Part 10. Taxpayers Are Fed Up – And Want Something Done!
We conducted a survey recently to find out just how strongly Canadians feel about the matter of healthcare fraud, and some of the responses might just surprise you. Or not.
90% of those surveyed think that healthcare fraud is a serious concern and needs to be addressed, that fraud of tax money is not a victimless crime.
And they’re right. Losing billions of dollars each year to healthcare fraud is no light matter particularly when, as the Globe and Mail reported in January of this year, “provincial ER waiting times set a record of longest in history” and “even Ottawa’s Children’s Hospital of Eastern Ontario recently warned families about waiting times to treat children in the emergency department”. The article goes on to say that “fully half of our hospitals were operating at or above 100 percent capacity”. Think of how much this dilemma would be eased for us if we were to clamp down on the theft of our healthcare dollars.
73% feel that law enforcement agencies should be responsible for handling cases of suspected healthcare fraud; only 8% would trust this to the Colleges.
And why would anyone think the Colleges are willing to or even capable of appropriately responding to practitioner fraud? The provincial Colleges of Physicians and Surgeons seem dedicated to protecting doctors, not the public. In May of this year, the Toronto Star identified 159 disciplined doctors who held licenses to practice in both Canada and the US and found that fully 90% of these doctors’ public profiles did not report sanctions taken against them for offenses including incompetence, improper prescribing, sexual misconduct and fraud. Furthermore, unlike the U.S., there is no Canadian national database from which you can access licensing and disciplinary action taken on doctors. While the public push for greater transparency of College disciplinary actions has effected some minor reforms in some provinces, some of the provincial colleges remain ultra-secretive about their doings.
An overwhelming 99% think that a doctor or other health practitioner convicted of fraud should go to jail like any other criminal, have their license suspended or revoked, be required to make full restitution, or some combination of the foregoing. Less than one percent thought that just giving back the money and carrying on like nothing had happened is appropriate.

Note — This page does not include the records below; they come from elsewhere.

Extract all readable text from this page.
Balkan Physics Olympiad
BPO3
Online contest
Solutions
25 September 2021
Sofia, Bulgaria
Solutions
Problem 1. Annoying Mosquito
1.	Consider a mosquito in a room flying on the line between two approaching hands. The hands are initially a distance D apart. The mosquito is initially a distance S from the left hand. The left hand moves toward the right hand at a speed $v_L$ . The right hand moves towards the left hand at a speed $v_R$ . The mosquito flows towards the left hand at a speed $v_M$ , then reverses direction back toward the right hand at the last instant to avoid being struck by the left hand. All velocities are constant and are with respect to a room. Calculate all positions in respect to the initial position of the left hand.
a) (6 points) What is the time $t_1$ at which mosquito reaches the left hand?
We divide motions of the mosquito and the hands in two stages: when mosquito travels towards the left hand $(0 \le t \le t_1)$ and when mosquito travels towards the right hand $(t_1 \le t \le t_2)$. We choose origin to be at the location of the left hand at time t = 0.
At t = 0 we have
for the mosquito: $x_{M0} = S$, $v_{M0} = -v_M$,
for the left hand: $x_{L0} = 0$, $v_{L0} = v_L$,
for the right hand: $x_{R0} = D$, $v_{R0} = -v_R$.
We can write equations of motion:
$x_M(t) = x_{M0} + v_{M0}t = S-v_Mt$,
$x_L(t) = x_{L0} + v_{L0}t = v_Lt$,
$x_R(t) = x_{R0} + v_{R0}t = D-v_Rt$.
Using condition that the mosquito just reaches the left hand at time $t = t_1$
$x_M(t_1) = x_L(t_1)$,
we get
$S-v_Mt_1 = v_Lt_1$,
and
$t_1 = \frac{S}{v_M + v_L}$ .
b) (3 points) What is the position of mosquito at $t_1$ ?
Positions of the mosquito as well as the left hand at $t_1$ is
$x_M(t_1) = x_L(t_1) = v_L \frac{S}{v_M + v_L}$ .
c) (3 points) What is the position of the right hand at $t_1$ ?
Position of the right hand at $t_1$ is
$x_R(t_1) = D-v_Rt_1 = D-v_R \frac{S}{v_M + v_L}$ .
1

We think that jail time is entirely appropriate for doctors who have committed crimes. Why should they get a pass when others (those not holding medical licenses) have earned themselves prison time for fraud and thefts of lesser amounts?
On the subject of taxpayers funding doctors’ legal defenses, only 12% of survey respondents agree that we should pay their legal bills; 88% feel doctors should pay their own legal bills just like everyone else.
Taxpayers having to fund the protection of doctors accused of wrongdoing – whether medical, civil, or criminal – is outrageous. What other group expects the public to pay their legal bills? Let’s take the hundreds of millions of dollars that we pay to the Canadian Medical Protective Association and put it into hospital facilities instead. And let the doctors buy their own insurance and pay their own legal fees.
When asked about federal involvement in combatting healthcare fraud, the average rating was 7/10 in importance.
One survey respondent sums up the issue nicely:
Healthcare is a Provincial issue. However, justice and criminal code matters are Federal, thus the Federal Government MUST take part.
Also, I do not believe that anything other than the criminal justice system is adequate as professional associations and administrative systems create a two-tier justice system where professionals and ‘white collar’ criminals are treated differently. This allows professionals to operate under a different set of standards and, in my opinion, truly does bring the administration of justice into disrepute.
Finally, as I have actually, personally, investigated instances of institutional health care fraud, as a taxpayer I am disgusted that widespread fraud goes unpunished – even as an administrative or professional association punishment – and simply results in policy changes.
Are there any Ministries out there listening to people’s concerns?